Despite significant progress in conventional or targeted cancer therapies, therapeutic resistance remains a significant clinical challenge in the treatment of human malignancies. Multiple mechanisms are involved including selection of resistant cells during cancer progression and establishment of compensatory cellular signaling pathways that promote tumor growth. Could we overcome cancer resistance?
The control of messenger RNA (mRNA) stability/degradation is a major mechanism for the regulation of gene expression, which is carried out by specific mRNA-binding proteins (RBP) and/or microRNAs. Through their binding to regulatory sequences in the mRNA, RBP induce the recruitment of molecular complexes promoting mRNA stabilization or degradation. Deregulation of these mechanisms is a hallmark of cancer cells. Notably, a prolonged stabilization of some mRNAs leads to an overexpression of proteins promoting tumor progression and aggressiveness.
Researchers at IRIG had shown in a previous study that intra-tumoral injection of the mRNA-binding protein called TIS11b/BRF1 in mouse lung cancer inhibits the formation of blood vessels that cause tumor growth and metastatic spread. Using genetic engineering, these researchers recently developed a second-generation protein of which the mRNA-destabilizing activity has been greatly improved. Injection of this modified protein into breast tumours in mice resulted in significant inhibition of tumour growth (
Figure) and a dramatic reduction in the expression of markers of tumour invasion, inflammation and metastatic spread.

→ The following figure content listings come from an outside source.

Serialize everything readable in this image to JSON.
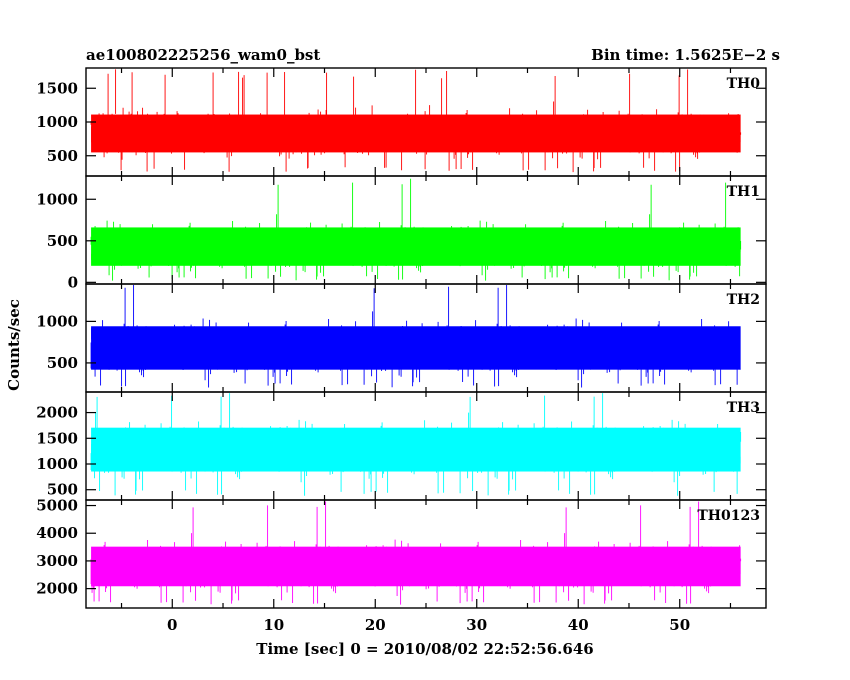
{
  "header": {
    "left_title": "ae100802225256_wam0_bst",
    "right_title": "Bin time: 1.5625E−2 s"
  },
  "chart_data": {
    "type": "line",
    "title": "ae100802225256_wam0_bst",
    "subtitle": "Bin time: 1.5625E−2 s",
    "xlabel": "Time [sec] 0 = 2010/08/02 22:52:56.646",
    "ylabel": "Counts/sec",
    "xlim": [
      -8.5,
      58.5
    ],
    "data_x_range": [
      -8,
      56
    ],
    "x_ticks": [
      0,
      10,
      20,
      30,
      40,
      50
    ],
    "x_tick_labels": [
      "0",
      "10",
      "20",
      "30",
      "40",
      "50"
    ],
    "panels": [
      {
        "name": "TH0",
        "color": "#ff0000",
        "ylim": [
          200,
          1800
        ],
        "y_ticks": [
          500,
          1000,
          1500
        ],
        "y_tick_labels": [
          "500",
          "1000",
          "1500"
        ],
        "mean": 830,
        "typical_low": 330,
        "typical_high": 1350,
        "peak": 1780
      },
      {
        "name": "TH1",
        "color": "#00ff00",
        "ylim": [
          -20,
          1280
        ],
        "y_ticks": [
          0,
          500,
          1000
        ],
        "y_tick_labels": [
          "0",
          "500",
          "1000"
        ],
        "mean": 430,
        "typical_low": 80,
        "typical_high": 920,
        "peak": 1250
      },
      {
        "name": "TH2",
        "color": "#0000ff",
        "ylim": [
          150,
          1450
        ],
        "y_ticks": [
          500,
          1000
        ],
        "y_tick_labels": [
          "500",
          "1000"
        ],
        "mean": 680,
        "typical_low": 280,
        "typical_high": 1230,
        "peak": 1450
      },
      {
        "name": "TH3",
        "color": "#00ffff",
        "ylim": [
          300,
          2400
        ],
        "y_ticks": [
          500,
          1000,
          1500,
          2000
        ],
        "y_tick_labels": [
          "500",
          "1000",
          "1500",
          "2000"
        ],
        "mean": 1280,
        "typical_low": 500,
        "typical_high": 2050,
        "peak": 2380
      },
      {
        "name": "TH0123",
        "color": "#ff00ff",
        "ylim": [
          1300,
          5200
        ],
        "y_ticks": [
          2000,
          3000,
          4000,
          5000
        ],
        "y_tick_labels": [
          "2000",
          "3000",
          "4000",
          "5000"
        ],
        "mean": 2800,
        "typical_low": 1600,
        "typical_high": 4200,
        "peak": 5150
      }
    ],
    "grid": false,
    "legend": "none"
  }
}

This innovative multi-targeted anti-cancer strategy demonstrates that the simultaneous degradation of a set of mRNAs is a relevant approach to halt the expression of several genes that promote tumor progression and aggressiveness.
Measurement of tumor growth by bioluminescence imaging (IVIS system, Calipers) in mice showing breast tumors treated or not (Control) with the modified TIS11b protein (Test). Blue-red scale: increasing number of living tumour cells.